On 2 Oct 2011, at 14:15, Eric Prud'hommeaux wrote:
>> It matters if Bob claims that all vegetarians are geniuses.
>> 
>> You'll have to carefully filter Bob's graph in order to remove anything of that sort before you can pass it to your inference engine. That's my point: you have to make trust decisions *before* you can do OWL reasoning.
> 
> Given:
>  I believe Bob to be an authority about whether he's a vegitarian.
>  I don't believe Bob to be an authority about whether he's a genius.
>  Bob (being a genius) can come up with many tricky ways to imply that he's a vegetarian or a genius.
> 
> I can sanitize Bobs homepage before inferencing to remove things like:
>  <Bob> a <Genius> .
>  <Bob> a <Foo> . <Foo> rdfs:subClassOf <Genius> .
>  <Bob> <bar> <Foo> . <bar> rdfs:subPropertyOf rdf:type . <Foo> rdfs:subClassOf <Genius> .
>  <Genius> owl:equivalentClass  [ a owl:Restriction ; owl:onProperty rdf:type ; owl:hasValue <Vegetarian> ] .
>  ...
> The simplest tool to use is a reasoner which generates complete evidence for every inference.
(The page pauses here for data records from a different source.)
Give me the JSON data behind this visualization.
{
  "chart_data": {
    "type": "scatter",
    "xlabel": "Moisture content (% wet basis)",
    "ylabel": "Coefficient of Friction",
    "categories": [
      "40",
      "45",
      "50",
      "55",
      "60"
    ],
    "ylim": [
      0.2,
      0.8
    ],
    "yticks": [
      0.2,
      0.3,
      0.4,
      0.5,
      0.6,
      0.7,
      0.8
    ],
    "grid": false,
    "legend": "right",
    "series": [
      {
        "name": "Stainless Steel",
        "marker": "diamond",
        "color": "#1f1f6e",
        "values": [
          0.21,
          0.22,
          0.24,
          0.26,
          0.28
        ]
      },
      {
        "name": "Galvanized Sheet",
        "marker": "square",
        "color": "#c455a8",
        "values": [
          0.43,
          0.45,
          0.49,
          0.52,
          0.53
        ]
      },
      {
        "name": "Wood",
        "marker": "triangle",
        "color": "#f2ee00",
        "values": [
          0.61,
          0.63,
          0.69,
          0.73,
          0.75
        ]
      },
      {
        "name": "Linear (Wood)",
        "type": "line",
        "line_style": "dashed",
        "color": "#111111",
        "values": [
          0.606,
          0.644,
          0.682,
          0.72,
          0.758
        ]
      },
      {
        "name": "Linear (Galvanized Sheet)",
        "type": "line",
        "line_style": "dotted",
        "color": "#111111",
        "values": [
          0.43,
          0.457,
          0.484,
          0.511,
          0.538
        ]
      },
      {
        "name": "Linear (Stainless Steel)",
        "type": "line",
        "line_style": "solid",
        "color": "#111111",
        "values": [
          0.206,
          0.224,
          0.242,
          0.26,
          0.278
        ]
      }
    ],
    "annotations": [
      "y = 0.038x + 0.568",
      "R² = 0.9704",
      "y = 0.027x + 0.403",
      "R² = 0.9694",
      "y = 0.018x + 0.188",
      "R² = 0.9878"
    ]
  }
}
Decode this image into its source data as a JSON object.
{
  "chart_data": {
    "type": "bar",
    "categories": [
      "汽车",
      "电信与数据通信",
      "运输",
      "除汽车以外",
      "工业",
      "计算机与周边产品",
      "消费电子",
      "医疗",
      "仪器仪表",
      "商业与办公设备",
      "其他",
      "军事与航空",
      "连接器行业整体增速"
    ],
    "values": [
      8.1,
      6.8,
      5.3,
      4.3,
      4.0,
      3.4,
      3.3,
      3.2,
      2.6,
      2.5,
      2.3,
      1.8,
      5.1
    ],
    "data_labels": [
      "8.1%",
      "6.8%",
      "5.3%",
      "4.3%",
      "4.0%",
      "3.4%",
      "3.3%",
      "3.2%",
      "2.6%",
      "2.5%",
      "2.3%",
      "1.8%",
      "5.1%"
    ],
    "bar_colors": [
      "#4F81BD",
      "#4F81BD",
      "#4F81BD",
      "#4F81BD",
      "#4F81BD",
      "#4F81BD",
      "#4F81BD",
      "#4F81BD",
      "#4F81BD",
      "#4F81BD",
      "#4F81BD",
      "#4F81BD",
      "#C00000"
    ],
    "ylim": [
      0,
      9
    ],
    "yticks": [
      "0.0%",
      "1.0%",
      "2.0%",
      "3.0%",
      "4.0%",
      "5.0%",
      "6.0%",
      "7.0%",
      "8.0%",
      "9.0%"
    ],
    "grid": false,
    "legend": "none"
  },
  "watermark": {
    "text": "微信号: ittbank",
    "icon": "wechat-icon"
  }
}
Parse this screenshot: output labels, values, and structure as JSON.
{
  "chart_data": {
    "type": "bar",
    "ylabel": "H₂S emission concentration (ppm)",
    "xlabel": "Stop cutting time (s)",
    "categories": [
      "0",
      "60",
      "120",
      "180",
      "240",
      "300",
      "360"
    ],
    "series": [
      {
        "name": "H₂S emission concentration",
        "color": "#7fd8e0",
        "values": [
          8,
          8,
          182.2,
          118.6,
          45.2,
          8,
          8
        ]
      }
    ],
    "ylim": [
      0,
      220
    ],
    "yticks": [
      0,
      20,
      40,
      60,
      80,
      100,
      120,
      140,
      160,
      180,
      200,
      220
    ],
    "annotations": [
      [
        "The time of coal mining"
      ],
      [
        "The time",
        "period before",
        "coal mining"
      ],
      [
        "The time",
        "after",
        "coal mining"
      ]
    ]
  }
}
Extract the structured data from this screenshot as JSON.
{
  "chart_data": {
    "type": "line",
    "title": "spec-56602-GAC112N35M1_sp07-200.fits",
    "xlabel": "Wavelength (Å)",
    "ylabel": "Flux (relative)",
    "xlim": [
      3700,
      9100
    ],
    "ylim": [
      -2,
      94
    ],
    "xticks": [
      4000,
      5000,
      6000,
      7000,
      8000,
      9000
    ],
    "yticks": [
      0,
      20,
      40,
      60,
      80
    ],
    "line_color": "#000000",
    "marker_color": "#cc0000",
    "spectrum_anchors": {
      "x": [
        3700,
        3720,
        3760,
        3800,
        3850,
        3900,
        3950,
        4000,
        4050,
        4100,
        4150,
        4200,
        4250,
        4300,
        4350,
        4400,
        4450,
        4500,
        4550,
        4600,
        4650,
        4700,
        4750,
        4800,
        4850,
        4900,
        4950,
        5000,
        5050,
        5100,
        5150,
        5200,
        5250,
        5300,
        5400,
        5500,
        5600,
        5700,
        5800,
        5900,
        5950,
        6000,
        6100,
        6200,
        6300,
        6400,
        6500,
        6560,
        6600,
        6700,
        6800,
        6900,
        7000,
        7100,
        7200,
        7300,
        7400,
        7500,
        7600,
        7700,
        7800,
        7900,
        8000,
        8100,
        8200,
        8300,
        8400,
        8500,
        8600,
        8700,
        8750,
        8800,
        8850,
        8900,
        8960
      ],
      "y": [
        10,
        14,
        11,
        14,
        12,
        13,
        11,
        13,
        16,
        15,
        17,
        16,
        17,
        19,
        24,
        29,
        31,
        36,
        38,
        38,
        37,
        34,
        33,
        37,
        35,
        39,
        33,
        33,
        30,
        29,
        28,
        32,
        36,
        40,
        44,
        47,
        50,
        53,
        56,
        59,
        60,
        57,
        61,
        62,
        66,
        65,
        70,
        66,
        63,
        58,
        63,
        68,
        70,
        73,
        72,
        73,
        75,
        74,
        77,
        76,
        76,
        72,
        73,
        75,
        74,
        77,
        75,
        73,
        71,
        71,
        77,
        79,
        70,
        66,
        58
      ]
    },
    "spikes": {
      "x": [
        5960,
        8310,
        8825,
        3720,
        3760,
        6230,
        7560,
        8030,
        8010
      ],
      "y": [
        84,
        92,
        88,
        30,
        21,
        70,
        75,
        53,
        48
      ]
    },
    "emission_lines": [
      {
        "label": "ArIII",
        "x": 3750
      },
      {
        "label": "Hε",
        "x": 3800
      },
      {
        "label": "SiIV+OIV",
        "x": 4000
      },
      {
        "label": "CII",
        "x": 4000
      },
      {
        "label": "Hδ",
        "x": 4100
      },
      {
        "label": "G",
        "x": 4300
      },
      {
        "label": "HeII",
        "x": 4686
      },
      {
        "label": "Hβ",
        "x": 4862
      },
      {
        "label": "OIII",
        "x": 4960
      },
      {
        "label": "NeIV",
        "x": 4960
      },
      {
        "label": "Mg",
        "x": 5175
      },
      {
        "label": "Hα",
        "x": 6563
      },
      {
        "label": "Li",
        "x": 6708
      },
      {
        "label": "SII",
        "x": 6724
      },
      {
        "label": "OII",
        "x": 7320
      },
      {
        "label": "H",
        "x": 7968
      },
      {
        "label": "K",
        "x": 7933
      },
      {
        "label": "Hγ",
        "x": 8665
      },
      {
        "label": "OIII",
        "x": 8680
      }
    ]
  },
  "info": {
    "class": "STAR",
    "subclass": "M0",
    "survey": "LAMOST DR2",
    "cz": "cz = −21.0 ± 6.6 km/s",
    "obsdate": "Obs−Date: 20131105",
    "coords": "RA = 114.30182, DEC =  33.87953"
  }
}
That is neither the simplest tool, nor is it something that's in the OWL standard.

> I can then carefully attempt to remove the parts of Bob's homepage graph which led me to conclusions about <Genius>s without disturbing the ones that led me to conclusions about <Vegetarian>s. Given that this is a *hard* problem, I think my confidence goes sharply up if I let full inference happen on Bob's homepage but treat the inferential closure with the same predicated trust that I would his raw homepage.

You'd have to treat the inferential closure with the *lowest* trust that you'd give to *any* of the sources involved in creating the inference closure.

OWL makes it trivial to assert things that affect *everything*, like {rdf:type a owl:InverseFunctionalProperty.}.

So all it takes is *one* stupid or malicious source, and *all* inference closures are polluted and become useless.

At that point you have to go back and do the trust filtering – exclude the source, or remove the malicious/broken statements.

Those who develop large-scale OWL reasoners for untrusted data often use some variation of “I don't trust anyone to make T-Box statements about IRIs they don't own”:
http://sw.deri.org/~aidanh/docs/saor_billiontc08.pdf
http://renaud.delbru.fr/doc/pub/rr2011-sindice.pdf

The point is that an inference closure that might have been generated using malicious or broken statements cannot be trusted at all, even if I know that some of the sources are perfectly trustworthy. This is different from, say, SPARQL, where data of different quality can coexist in the same RDF dataset without affecting each other.

To return to our main topic: This is why owl:sameAs on graph names should not change a dataset.

Best,
Richard

Received on Sunday, 2 October 2011 14:26:23 UTC